8) Sözüne sadık olmak, onurunu küçük düşürecek davranışlardan uzak durmak.

    Domenico ile tanışmadan önce hep ailesi ile ilgili rüyalar gören Andrei, kendi hayatından kaçışının bir uzantısı olarak kendini Domenico ile özdeşleştirmeye başlar. Rüyalarında Domenico’nun geçmişinden kesitler görür, onun yaşadıklarını hayal eder. Hatta bu özdeşleştirme; bir rüyasında aynaya baktığında kendisi yerine Domenico’nun yüzüyle karşılaşmasına kadar varır.

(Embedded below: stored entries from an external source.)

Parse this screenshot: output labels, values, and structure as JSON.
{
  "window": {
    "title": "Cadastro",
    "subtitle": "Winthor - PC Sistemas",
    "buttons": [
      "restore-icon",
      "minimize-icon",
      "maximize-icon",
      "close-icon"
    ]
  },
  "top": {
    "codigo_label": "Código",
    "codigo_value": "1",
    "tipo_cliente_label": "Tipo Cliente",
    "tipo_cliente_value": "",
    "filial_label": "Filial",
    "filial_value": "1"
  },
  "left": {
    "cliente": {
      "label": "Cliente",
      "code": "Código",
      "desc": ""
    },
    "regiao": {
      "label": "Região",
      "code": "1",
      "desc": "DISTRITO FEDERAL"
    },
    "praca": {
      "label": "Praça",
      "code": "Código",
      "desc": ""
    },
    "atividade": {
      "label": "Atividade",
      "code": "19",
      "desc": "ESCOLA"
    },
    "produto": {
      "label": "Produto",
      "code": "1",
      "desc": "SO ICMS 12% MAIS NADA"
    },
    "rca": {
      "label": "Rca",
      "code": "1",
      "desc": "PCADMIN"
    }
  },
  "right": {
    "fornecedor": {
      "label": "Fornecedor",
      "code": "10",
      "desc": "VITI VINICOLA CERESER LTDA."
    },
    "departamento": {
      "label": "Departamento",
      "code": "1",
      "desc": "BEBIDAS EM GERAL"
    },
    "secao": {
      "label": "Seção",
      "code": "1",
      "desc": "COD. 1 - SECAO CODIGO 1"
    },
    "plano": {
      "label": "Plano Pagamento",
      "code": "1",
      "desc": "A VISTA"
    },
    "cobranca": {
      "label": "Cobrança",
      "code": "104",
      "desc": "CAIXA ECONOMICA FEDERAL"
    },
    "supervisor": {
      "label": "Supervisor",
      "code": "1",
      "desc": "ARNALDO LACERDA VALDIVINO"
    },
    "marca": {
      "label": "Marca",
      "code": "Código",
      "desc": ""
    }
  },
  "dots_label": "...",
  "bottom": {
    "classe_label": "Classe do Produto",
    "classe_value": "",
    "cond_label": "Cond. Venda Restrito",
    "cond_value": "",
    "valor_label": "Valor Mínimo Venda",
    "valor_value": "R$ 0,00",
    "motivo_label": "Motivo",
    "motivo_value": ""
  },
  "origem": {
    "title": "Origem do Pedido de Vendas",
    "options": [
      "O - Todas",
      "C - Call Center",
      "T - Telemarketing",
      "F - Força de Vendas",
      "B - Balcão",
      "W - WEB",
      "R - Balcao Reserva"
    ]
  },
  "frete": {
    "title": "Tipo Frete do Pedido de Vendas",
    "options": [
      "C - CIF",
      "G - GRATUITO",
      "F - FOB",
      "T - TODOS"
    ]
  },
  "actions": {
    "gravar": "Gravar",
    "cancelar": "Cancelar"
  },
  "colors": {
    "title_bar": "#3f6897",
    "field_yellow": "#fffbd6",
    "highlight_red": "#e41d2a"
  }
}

Andrei artık onun sorununu sahiplenmiştir. 

9) Cömert olmak, kendisine gösterilen iyiliği asla unutmamak.

    Domenico, İtalya’da tımarhanelerin kapatılmasından sonra dışarıya salınmış olan delilerden biridir. Artık diğer tüm hasta arkadaşları gibi sağlıklılar tarafından küçük düşürücü muamele görmekten, sözde sağlıklıların dünyayı kötü bir yere doğru sürüklemesinden, sözde toplumun hasta-sağlıklı ikiliği yüzünden parçalanma noktasına gelmesinden bıkmıştır.  Bu nedenle Piazza del Campidoglio meydanında tüm arkadaşlarıyla toplanırlar ve Domenico uzun bir tiradla meydandaki insanlara rahatsızlıklarını ve isteklerini dile getirir. Ardından Beethoven’in 9. Senfonisi eşliğinde, “Anlamaya başlamanın ilk belirtilerinden biri ölme isteğidir.” diyen Kafka’yı haklı çıkarırcasına, üzerine benzin döküp kendini yakar. O, anladığını başkalarına da anlatmak istediği için kendini feda eder. Daha medeni bir toplum isteğinin hayatıyla takasını gerçekleştirdiği meydandaki seyirciler onun bu hareketinden yeteri kadar etkilenmez. Çünkü o hala bir delidir.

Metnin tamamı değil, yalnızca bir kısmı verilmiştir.